Leis de Parkinson: o que elas nos ensinam?

    Leis de Parkinson: o que elas nos ensinam?

    Cyril
    N. Parkinson não é quem deu seu nome à famosa doença
    degenerativo, mas ele é um historiador britânico. Na década de 50 do século passado,
    o governo britânico deu-lhe a tarefa de estudar o complicado sistema
    burocrático relacionado à gestão das colônias do império da época
    estes agora já tinham todos, ou quase todos, se tornado independentes. Assim, Parkinson, ele descobriu algo
    surpreendente: na mesma medida em que o império estava perdendo o seu
    colônias e, conseqüentemente, a burocracia e a
    trabalho relacionado ao mesmo, ao contrário, funcionários públicos deste
    setor cresceu desproporcionalmente devido ao fato de que os funcionários públicos criaram
    continuamente novos empregos para ter subordinados empregados por eles
    que trabalharam para eles (ou talvez seja melhor dizer: que trabalharam para eles
    elas).



    Este
    tendência era tão forte que Parkinson afirmou que a burocracia estava aumentando para
    número de funcionários e escritórios na medida progressiva de 5-7% ao ano e de forma independente
    a quantidade de trabalho a ser feito. PARA
    neste ponto, Parkinson formulou três leis fundamentais inspiradas por seu próprio
    experiência prática: 1.
    O trabalho se expande para preencher todo o tempo que você tiver 2.
    As despesas aumentam para cobrir todas as receitas 3.
    O tempo dedicado a qualquer tópico da agenda é inversamente proporcional ao
    sua importância talvez
    a tecnologia da informação pode nos ajudar a entender melhor essas leis: no passado,
    computadores e discos de memória tinham uma capacidade pequena, então estávamos lá
    ajustamos o espaço disponível, otimizando os recursos. Hoje a memória do
    computador e unidades externas multiplicaram enormemente sua capacidade, mas
    continuamos enchendo-os, às vezes com arquivos inúteis e duplicados, e acabamos com
    precisa de ainda mais espaço. Leis de Parkinson aplicadas a
    vida cotidiana

    Se
    se aplicarmos essas leis à nossa vida diária, poderíamos assumir uma máxima
    que os generaliza: “O trabalho se expande
    até ocupar todo o tempo disponível; quanto mais tempo você tem e
    quanto mais trabalho e sua importância, mais esforço exigirá ”. Ou em
    palavras simples: quanto mais tempo temos, mais o desperdiçamos.
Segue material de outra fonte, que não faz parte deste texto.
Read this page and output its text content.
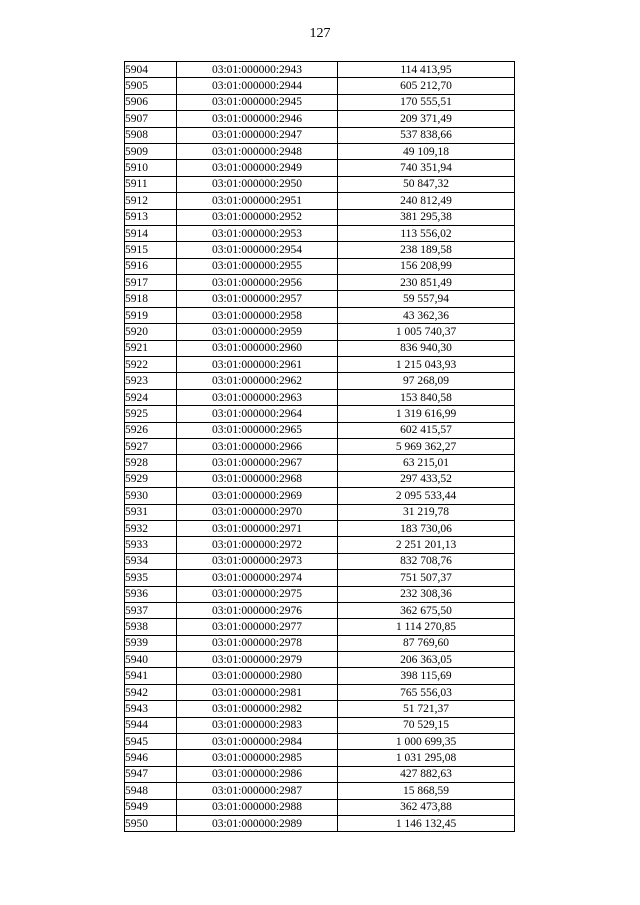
127
5904	03:01:000000:2943	114 413,95
5905	03:01:000000:2944	605 212,70
5906	03:01:000000:2945	170 555,51
5907	03:01:000000:2946	209 371,49
5908	03:01:000000:2947	537 838,66
5909	03:01:000000:2948	49 109,18
5910	03:01:000000:2949	740 351,94
5911	03:01:000000:2950	50 847,32
5912	03:01:000000:2951	240 812,49
5913	03:01:000000:2952	381 295,38
5914	03:01:000000:2953	113 556,02
5915	03:01:000000:2954	238 189,58
5916	03:01:000000:2955	156 208,99
5917	03:01:000000:2956	230 851,49
5918	03:01:000000:2957	59 557,94
5919	03:01:000000:2958	43 362,36
5920	03:01:000000:2959	1 005 740,37
5921	03:01:000000:2960	836 940,30
5922	03:01:000000:2961	1 215 043,93
5923	03:01:000000:2962	97 268,09
5924	03:01:000000:2963	153 840,58
5925	03:01:000000:2964	1 319 616,99
5926	03:01:000000:2965	602 415,57
5927	03:01:000000:2966	5 969 362,27
5928	03:01:000000:2967	63 215,01
5929	03:01:000000:2968	297 433,52
5930	03:01:000000:2969	2 095 533,44
5931	03:01:000000:2970	31 219,78
5932	03:01:000000:2971	183 730,06
5933	03:01:000000:2972	2 251 201,13
5934	03:01:000000:2973	832 708,76
5935	03:01:000000:2974	751 507,37
5936	03:01:000000:2975	232 308,36
5937	03:01:000000:2976	362 675,50
5938	03:01:000000:2977	1 114 270,85
5939	03:01:000000:2978	87 769,60
5940	03:01:000000:2979	206 363,05
5941	03:01:000000:2980	398 115,69
5942	03:01:000000:2981	765 556,03
5943	03:01:000000:2982	51 721,37
5944	03:01:000000:2983	70 529,15
5945	03:01:000000:2984	1 000 699,35
5946	03:01:000000:2985	1 031 295,08
5947	03:01:000000:2986	427 882,63
5948	03:01:000000:2987	15 868,59
5949	03:01:000000:2988	362 473,88
5950	03:01:000000:2989	1 146 132,45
Assim,
    a primeira reflexão a que nos conduzem as leis de Parkinson consiste em
    nos perguntamos se todas as atividades que realizamos no dia a dia são realmente
    importante para nós e qual deles poderíamos eliminar com o objetivo de
    ter mais tempo disponível para se dedicar a outras atividades que surjam
    mais significativo e agradável. O segundo
    A lei de Parkinson nos levaria a questionar se realmente precisamos de tudo
    o que possuímos ou, mais importante: se precisarmos de tudo
    que nós queremos. Esta sociedade de consumo criou muitos bens que não
    eles são essenciais e ainda menos necessários. No entanto, não temos conhecimento de
    isso e continuamos a trabalhar para nos comprar coisas perfeitamente inúteis.
    Em vez disso, não seria melhor investir esse dinheiro na criação de momentos
    inesquecível na companhia das pessoas que amamos? Não seria melhor poupá-lo
    para que possamos nos dar ao luxo de trabalhar menos e gastar mais tempo com
    nossas paixões? No fim,
    A terceira lei de Parkinson mostra-nos a má forma como usamos o
    nosso tempo. Vamos parar por um momento e pensar sobre quais são as três coisas positivas
    importante em nossa vida. Agora vamos nos perguntar quanto tempo passamos a cada dia
    para o mesmo. Normalmente passamos boa parte do dia fazendo isso
    atividades que não são significativas para nós e muito menos agradáveis, enquanto que
    as coisas realmente essenciais ocupam um espaço pequeno a pequeno no nosso
    agenda.

    Obviamente
    muitos dirão que é impossível mudar já que a empresa exerce um
    forte influência em cada um de nós. Infelizmente isso é verdade, mas devemos lembrar
    contanto que as coisas tenham o poder que nós mesmos atribuímos a elas.